The How to Solve Climate Change handbook seems to be empty except for "increase taxes" scrawled on every page
Richard George
guardian.co.uk, Wednesday 9 September 2009 16.30 BST
If the total collapse of the world's economy has accomplished anything, I'd like to pretend it's undermined the all-too-common misinterpretation of Adam Smith, which dictates that the market always knows best. Yet government strategies for reducing greenhouse gas emissions still presume we can spend our way towards carbon neutrality. Increase the cost of polluting behaviour enough and we'll change our behaviour, emissions will tumble and climate change will recede until it's just a bogey man climatologists once used to frighten their children.
But somewhere along the way politicians realise that they want to get re-elected. Instead of making cheap flights so expensive that we stop taking them, the pragmatists in power have decided to raise taxes slightly, hoping that we don't really notice the difference. But someone always notices (the press release tends to give it away) and the Daily Mail's message boards collapse under the weight of the home counties finding new and inventive spellings of "stealth tax".
If you want people to accept something then the last thing you do is associate it with taxation. However, fear of becoming unpopular has led to politicians doing just that. Instead of telling people what they don't want to hear – that their lifestyle is built on unsustainable foundations and that big changes will have to be made – ministers would rather pretend that the only difference between stopping climate change and business as usual is turning our televisions off standby and paying a few extra pounds for a flight to Rome.
But the public is not as stupid as the politicians think. They've noticed the disconnect between talk of global ecological disaster and a slight increase in taxes. It's worrying that the How to Solve Climate Change handbook seems to be empty, except for the phrase "increase taxes" scrawled on every page in the chancellor's handwriting. Meanwhile the government is doing everything it can to keep us polluting, encouraging airports all over the UK to grow as fast as they can pour the concrete and allowing adverts pushing unnecessary flights to grow alongside every high street.
You can't discourage flying with one hand and promote it with the other without being rightly labelled a hypocrite. How is the public, up to their eyeballs in loft insulation and recycling boxes, to react to reductions from every other sector because the aviation industry wants extra runways at Heathrow and Stansted? How can you take this government's claims to be serious about tackling climate change when you can't leave your house without a billboard inducing you to splash out on a plane ticket? Even Ed Miliband – the person who is supposed to be sorting this mess out – doesn't see anything wrong with supporting taxes on air travel while declaring that a bigger airport in his constituency would be great for the economy.

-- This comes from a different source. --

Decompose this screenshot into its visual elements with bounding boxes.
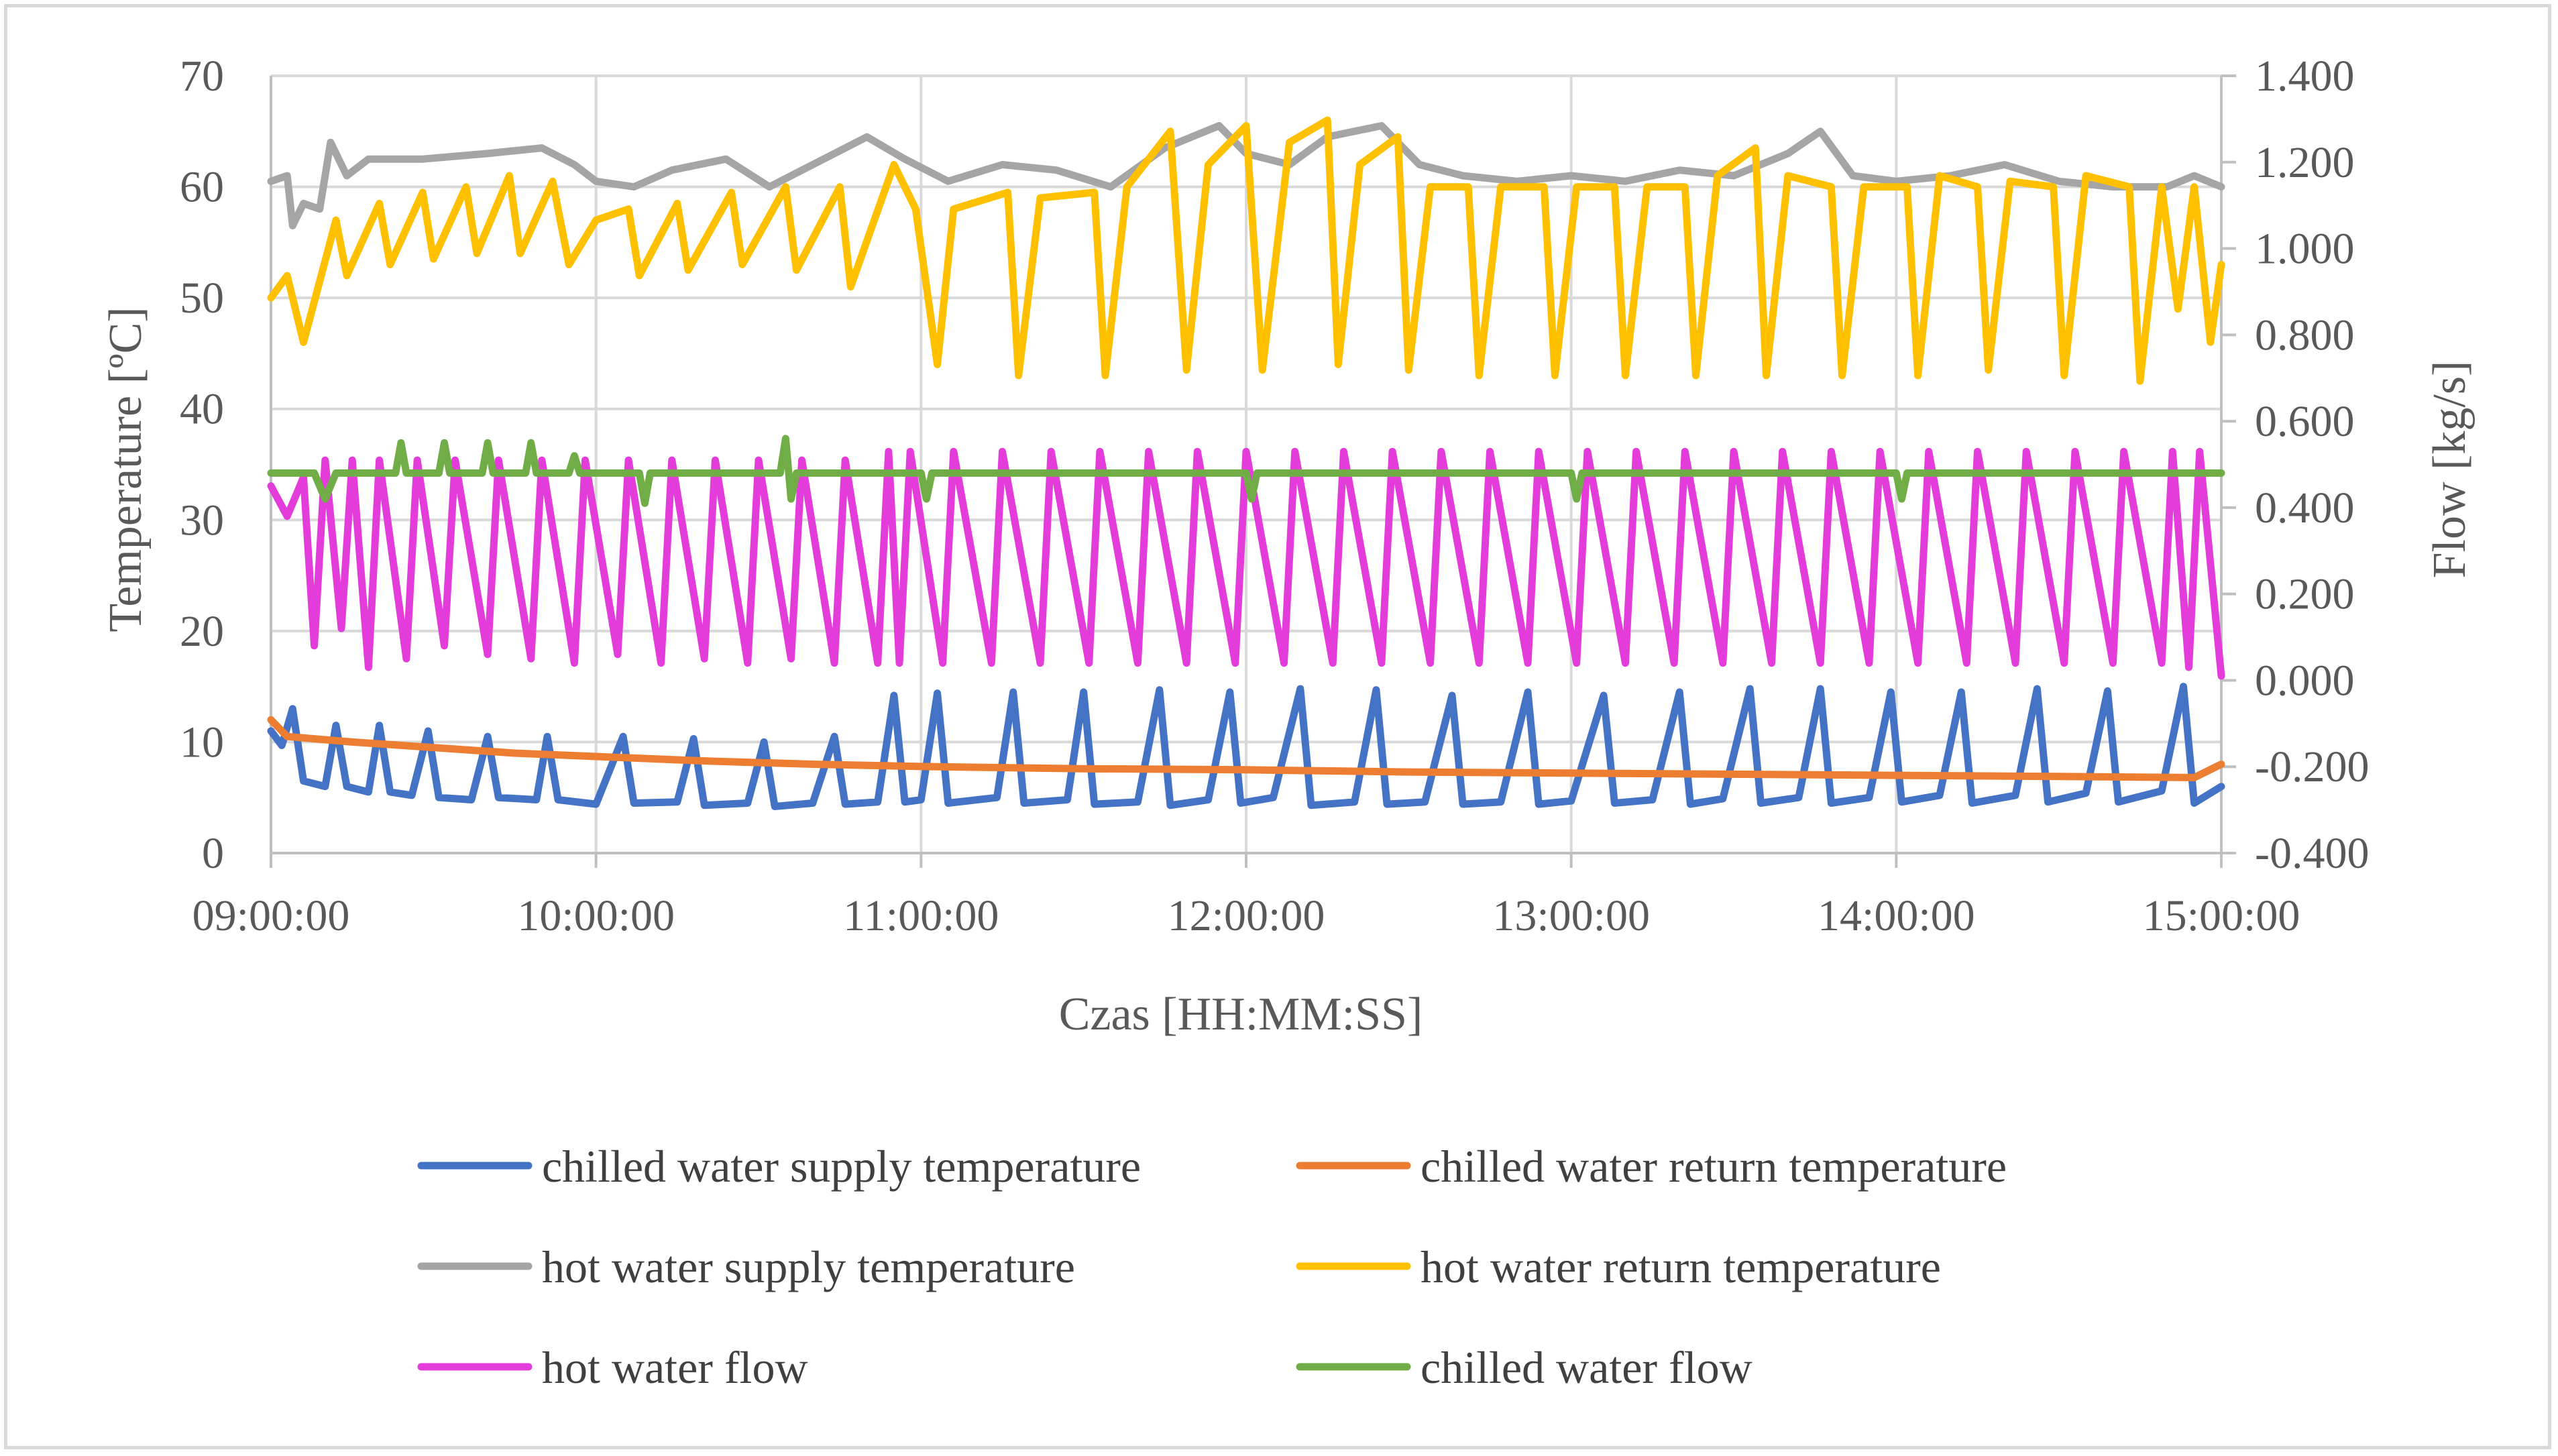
x-tick-label: 11:00:00: [843, 891, 999, 940]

If something is wrong, then we should do everything we can to stop it. If ministers believe in climate change, they need to stop relying on taxes and start taking action. If flying is bad for the environment (and at 13% of our climate impact, I think it's safe to say that it is) then we need to be flying less and closing down some of our runways, not being charged a little bit more to make up for all the flying we're doing.
When every square foot of public space is plastered with adverts for cheap flights and communities are being bulldozed to make way for new runways, whacking a tenner on a return trip to Europe isn't strong leadership. Is that really how Labour wants its climate change strategy to be remembered: not for a bang, but a whimper?